1,25 Millionen EURO „Nebenverdienst“ in knapp drei Jahren, als Redner bei Banken, Versicherungen, Agenturen, Wirtschaftsprüfern und anderen Wirtschaftsvereinigungen. Und in seiner Aufstellung fehlen noch diverse andere „Nebeneinnahmen“ aus publizistischer Tätigkeit!

Nun soll das ja alles im üblichen Rahmen liegen wenn ein „hochkarätiger“ Redner wie der Ex-Bundesfinanzminister 15.000 EURO für eine Rede bekommt, er war sogar am 24.06.2012 zu diesem Preis bei der „Pensionskasse für die deutsche Wirtschaft“ in Duisburg. Da war er beim „Atriumtalk“ der Bochumer Stadtwerke etwas teuerer, obwohl die Bochumer Stadtwerke natürlich auch fest in Genossenhand sind machte er keinen Freundschaftspreis, sondern kassierte dort für seinen Einsatz die höchste Einzelsumme, sage und schreibe 25.000 EURO (in Worten fünfundzwanzigtausend)! Das Geld der Strom- und Wassergebührenzahler in Bochum war da hoffentlich gut angelegt.

Aber bevor ich jetzt neidisch werde auf die fetten Nebeneinnahmen des SPD-Kanzlerkandidaten Steinbrück beschränke ich mich darauf zu fragen ob ein Bundestagsabgeordneter, der ein Vielfaches seiner Einnahmen aus seiner eigentlichen Haupttätigkeit als Volksvertreter bei seinen „Nebenverdiensten“ erwirtschaftet wirklich noch unabhängig in seinem Mandat ist und auch seine Schaffenskraft und Aufmerksamkeit hauptsächlich seinem politischem Mandat widmet? Ich habe da so meine Zweifel. Als Bundesfinanzminister in der großen Koalition pflegte Herr Steinbrück eine große Nähe zur Finanzwirtschaft, und in seiner Amtszeit als Bundesfinanzminister wurden auch die gewaltigen Rettungspakete von 500 Milliarden EURO für die Spekulationsschäden von diversen Bankern und Finanzhaien geschnürrt.

Kaum war seine Zeit als Bundesfinanzminister 2009 vorbei bekam er lukrative Auftrittsmöglichkeiten bei der Finanzwirtschaft mit dem „Standardhonorar“ von 15.000 EURO pro Vortrag. Ob das eine späte Belohnung war? Aber gut die Genossen in Bochum waren ja noch großzügiger als Deutsche Bank und Co.

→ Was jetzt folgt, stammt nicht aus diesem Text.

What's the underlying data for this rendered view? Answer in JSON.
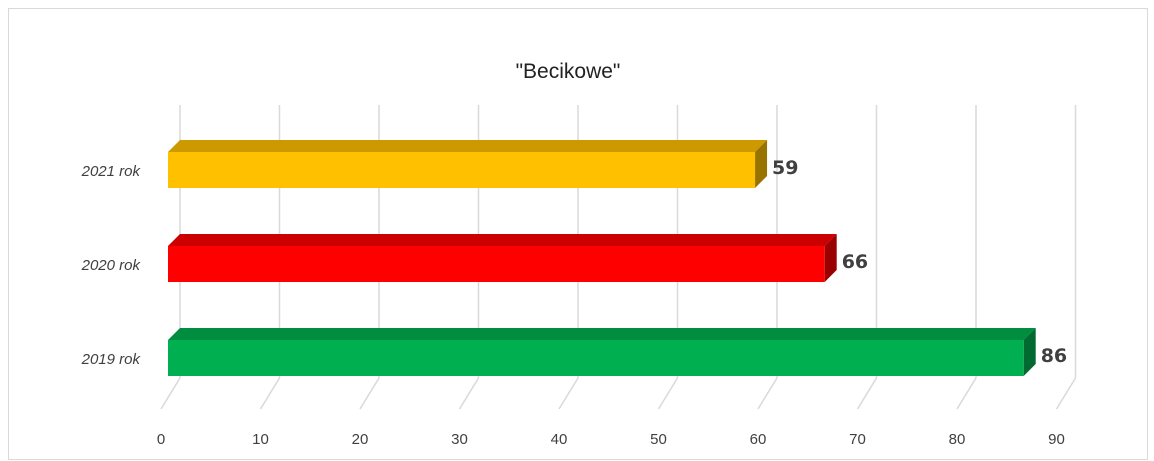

Was wohl die Arbeitnehmer, die im Bundestagswahlkampf sicher wieder als die klassischen SPD-Stammwähler umworben werden, von so einem Kanzlerkandidaten halten werden? Noch einen „Genossen der Bosse“ so wie Gazprom-Schröder werden die vielleicht nicht wollen. Ich hoffe es zumindestens.